The Andersons: Ethanol segment profitable in Q3

By Erin Voegele | November 05, 2020

The Andersons reported improved ethanol margins in its third quarter earnings call, held Nov. 4. The near-term outlook for ethanol, however, will depend on the balance between gasoline demand and ethanol supply, said President and CEO Pat Bowe during the call.

According to Bowe, The Andersons’ ethanol business reported a pretax income for the third quarter that was up slightly from the same period of last year. While margins were improved during the period, he said the corn futures price rally led to a large non-cash mark-to-market charge on the company’s corn and DDGS that it did not face in 2019.

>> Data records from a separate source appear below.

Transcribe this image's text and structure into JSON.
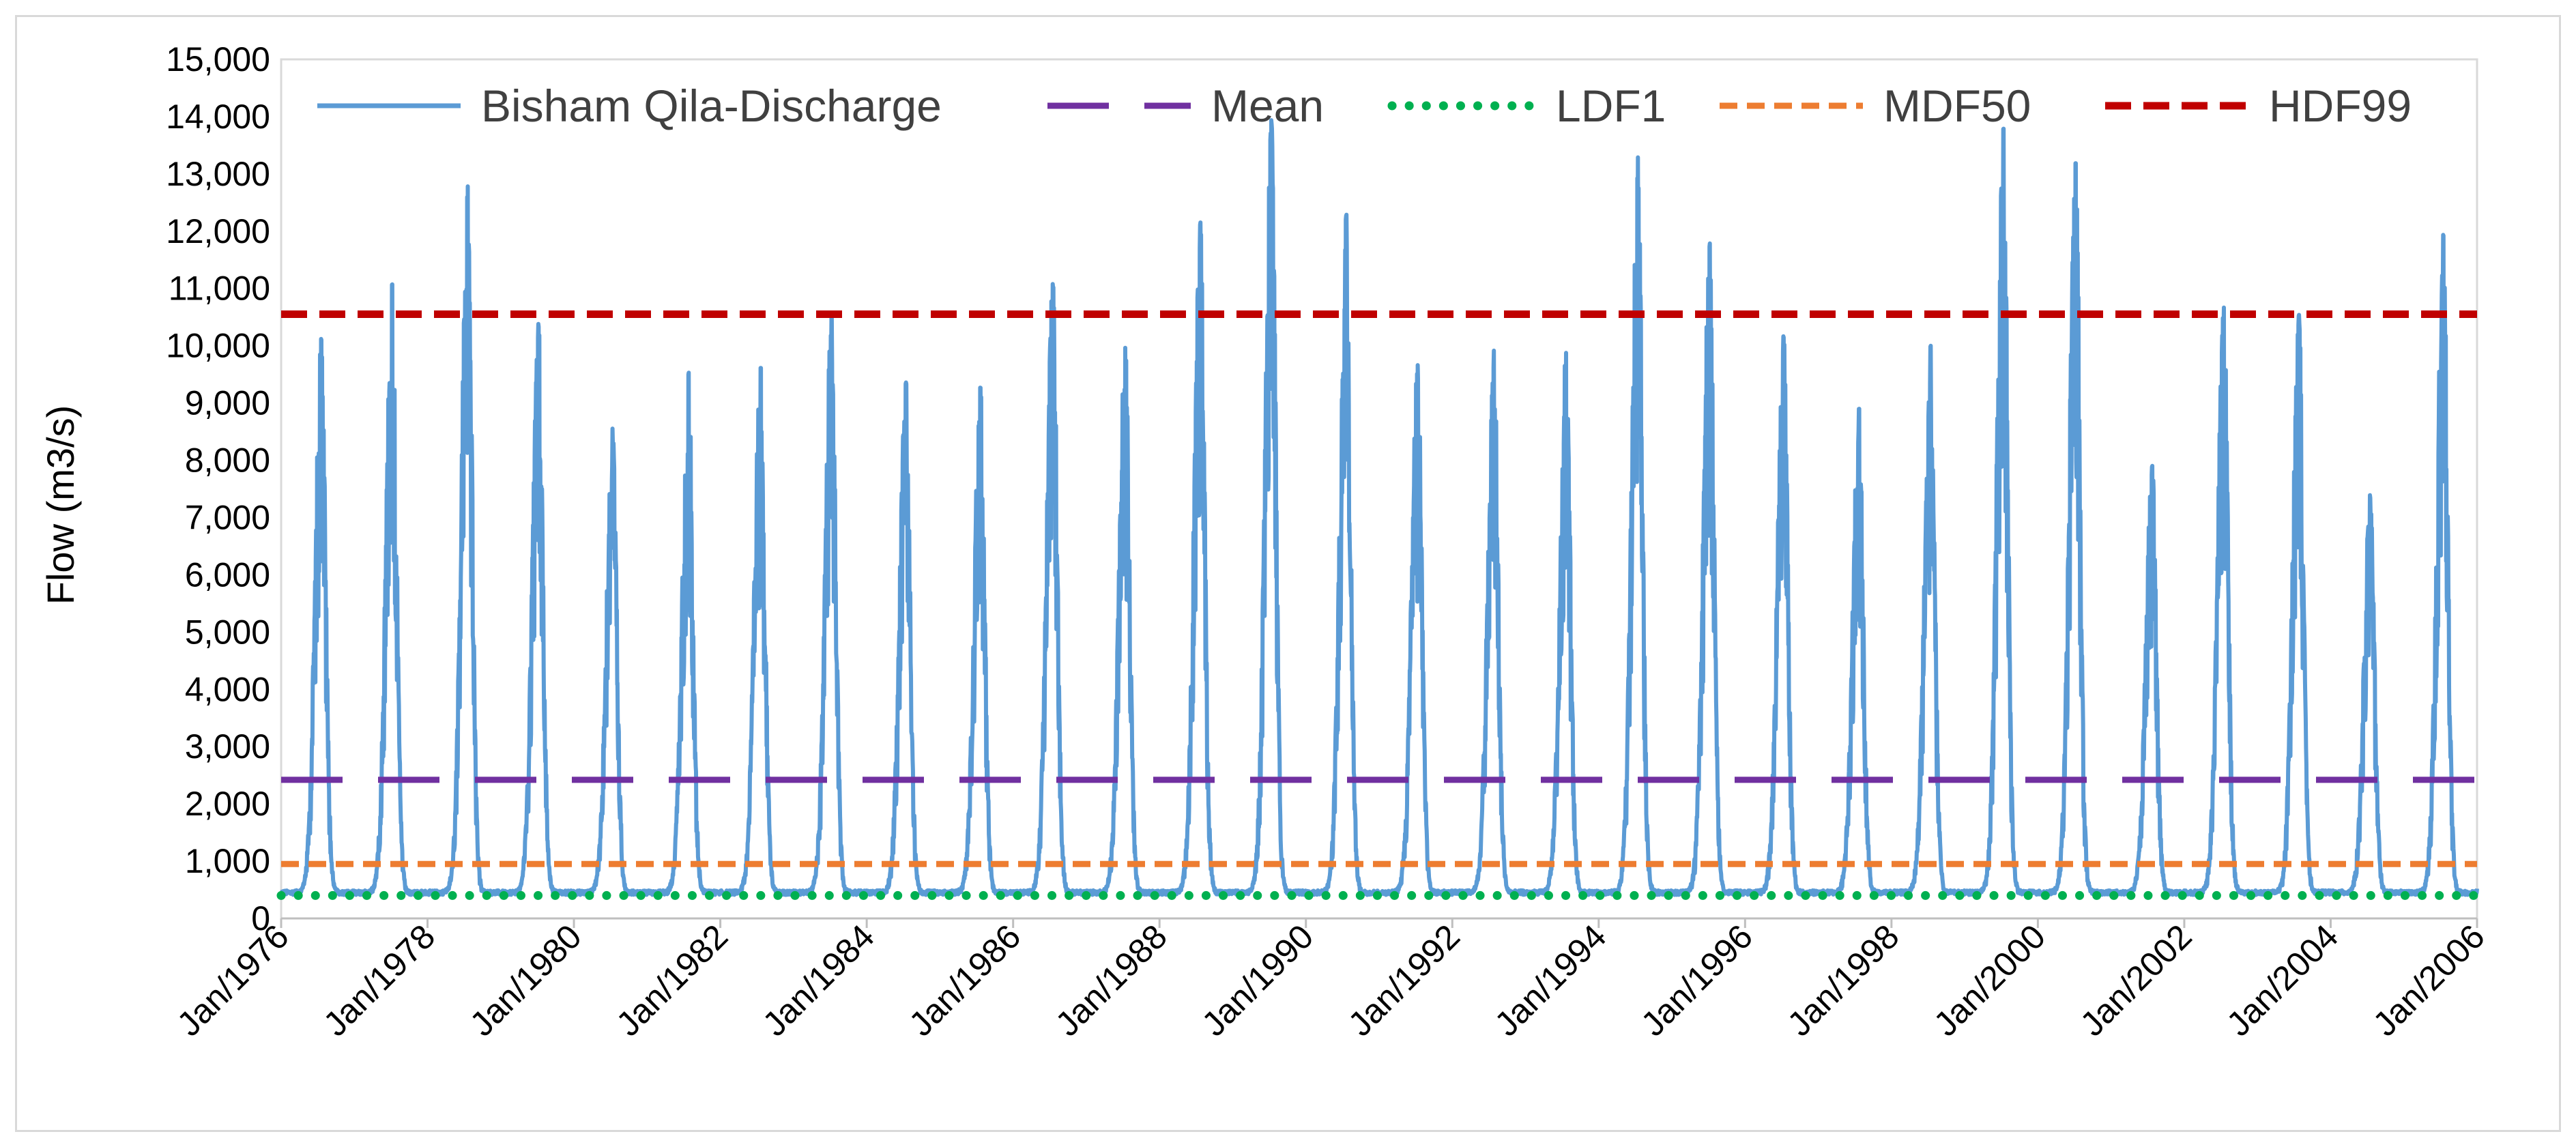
{
  "chart_data": {
    "type": "line",
    "title": "",
    "xlabel": "",
    "ylabel": "Flow (m3/s)",
    "x_range": [
      1976.0,
      2006.0
    ],
    "ylim": [
      0,
      15000
    ],
    "y_ticks": [
      0,
      1000,
      2000,
      3000,
      4000,
      5000,
      6000,
      7000,
      8000,
      9000,
      10000,
      11000,
      12000,
      13000,
      14000,
      15000
    ],
    "y_tick_labels": [
      "0",
      "1,000",
      "2,000",
      "3,000",
      "4,000",
      "5,000",
      "6,000",
      "7,000",
      "8,000",
      "9,000",
      "10,000",
      "11,000",
      "12,000",
      "13,000",
      "14,000",
      "15,000"
    ],
    "x_tick_labels": [
      "Jan/1976",
      "Jan/1978",
      "Jan/1980",
      "Jan/1982",
      "Jan/1984",
      "Jan/1986",
      "Jan/1988",
      "Jan/1990",
      "Jan/1992",
      "Jan/1994",
      "Jan/1996",
      "Jan/1998",
      "Jan/2000",
      "Jan/2002",
      "Jan/2004",
      "Jan/2006"
    ],
    "legend_position": "top",
    "series": [
      {
        "name": "Bisham Qila-Discharge",
        "color": "#5b9bd5",
        "style": "solid",
        "annual_peaks": [
          {
            "year": 1976,
            "peak": 10100
          },
          {
            "year": 1977,
            "peak": 11100
          },
          {
            "year": 1978,
            "peak": 12750
          },
          {
            "year": 1979,
            "peak": 10350
          },
          {
            "year": 1980,
            "peak": 8550
          },
          {
            "year": 1981,
            "peak": 9500
          },
          {
            "year": 1982,
            "peak": 9600
          },
          {
            "year": 1983,
            "peak": 10500
          },
          {
            "year": 1984,
            "peak": 9350
          },
          {
            "year": 1985,
            "peak": 9250
          },
          {
            "year": 1986,
            "peak": 11050
          },
          {
            "year": 1987,
            "peak": 10000
          },
          {
            "year": 1988,
            "peak": 12150
          },
          {
            "year": 1989,
            "peak": 13900
          },
          {
            "year": 1990,
            "peak": 12300
          },
          {
            "year": 1991,
            "peak": 9650
          },
          {
            "year": 1992,
            "peak": 9900
          },
          {
            "year": 1993,
            "peak": 9900
          },
          {
            "year": 1994,
            "peak": 13250
          },
          {
            "year": 1995,
            "peak": 11750
          },
          {
            "year": 1996,
            "peak": 10150
          },
          {
            "year": 1997,
            "peak": 8900
          },
          {
            "year": 1998,
            "peak": 10000
          },
          {
            "year": 1999,
            "peak": 13750
          },
          {
            "year": 2000,
            "peak": 13200
          },
          {
            "year": 2001,
            "peak": 7900
          },
          {
            "year": 2002,
            "peak": 10650
          },
          {
            "year": 2003,
            "peak": 10500
          },
          {
            "year": 2004,
            "peak": 7350
          },
          {
            "year": 2005,
            "peak": 11950
          }
        ],
        "baseflow": 450
      },
      {
        "name": "Mean",
        "color": "#7030a0",
        "style": "long-dash",
        "value": 2420
      },
      {
        "name": "LDF1",
        "color": "#00b050",
        "style": "dotted",
        "value": 400
      },
      {
        "name": "MDF50",
        "color": "#ed7d31",
        "style": "dashed",
        "value": 950
      },
      {
        "name": "HDF99",
        "color": "#c00000",
        "style": "dashed",
        "value": 10550
      }
    ]
  }
}
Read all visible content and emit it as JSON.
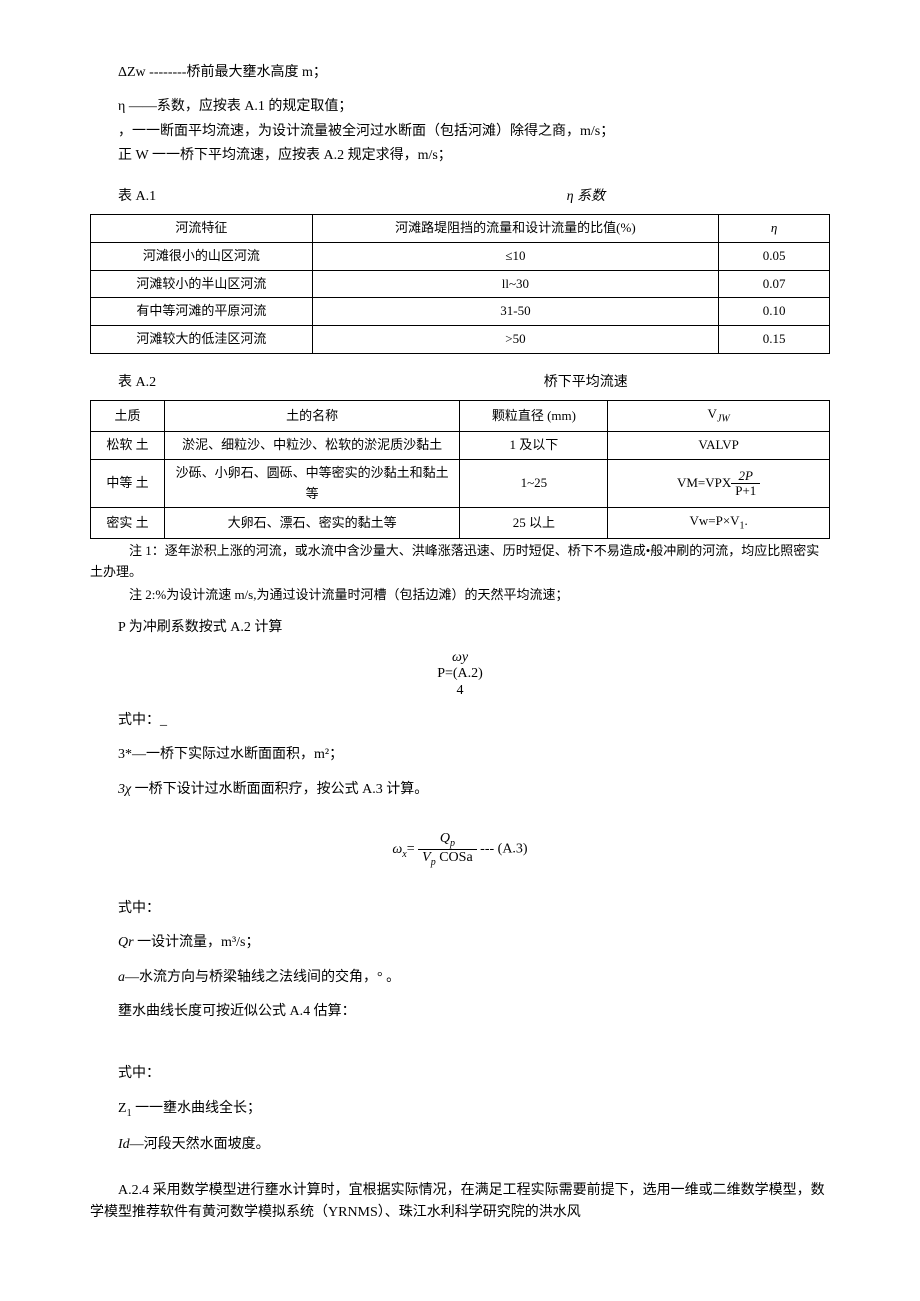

Brian Valentine, executive vice president and chief financial officer at The Andersons, said the ethanol business reported third quarter pretax income attributable to the company of $1.1 million, up slightly from the third quarter of last year. Margins were much improved, he said, despite increasing corn costs as industry supply and demand remained relatively balanced. Ethanol EBITDA was $11.1 million, up from $3.9 million during the same period of last year.

Bowe noted that spot ethanol crush margins continue to be very positive, but similar to grain markets, are inverted. He said the company completed all planned fall maintenance outages at the four plants owned by The Andersons Marathon Ethanol, noting that all four facilities are running well. Bowe also indicated that the company is continuing to line out some of the new technologies being used at the Element plant and is excited about a new high protein feed product that is already being produced at the Element facility and the ethanol plant in Denison, Iowa.

While spot margins are currently strong, Bowe said how the ethanol group finishes 2020 and begins 2021 will depend on the balance between gasoline demand and the ethanol industry supply.

Regarding operations at the Element plant, Bowe said that the COVID-19 has caused some delays but confirmed that the plant has been running at full capacity and producing ethanol. The company is still working to complete its certification under the California Low Carbon Fuel Standard. Bowe said the plant’s front-end wood burning system still has to be certified under that process. The plant is completing a big maintenance shutdown and is expected to start bringing the boiler system online soon. That system has to complete a 90-day run before the LCFS certification can be completed. Bowe said the company expects to have the LCFS certification fully in place by mid-2021.

For the third quarter, The Andersons reported a net loss attributable to the company of $1.1 million, or 3 cents per diluted share, and adjusted net loss was $2.4 million, or 7 cents per diluted share. Adjusted EBITDA attributable to the company was $46.2 million, up 21 percent when compared to the same period of last year.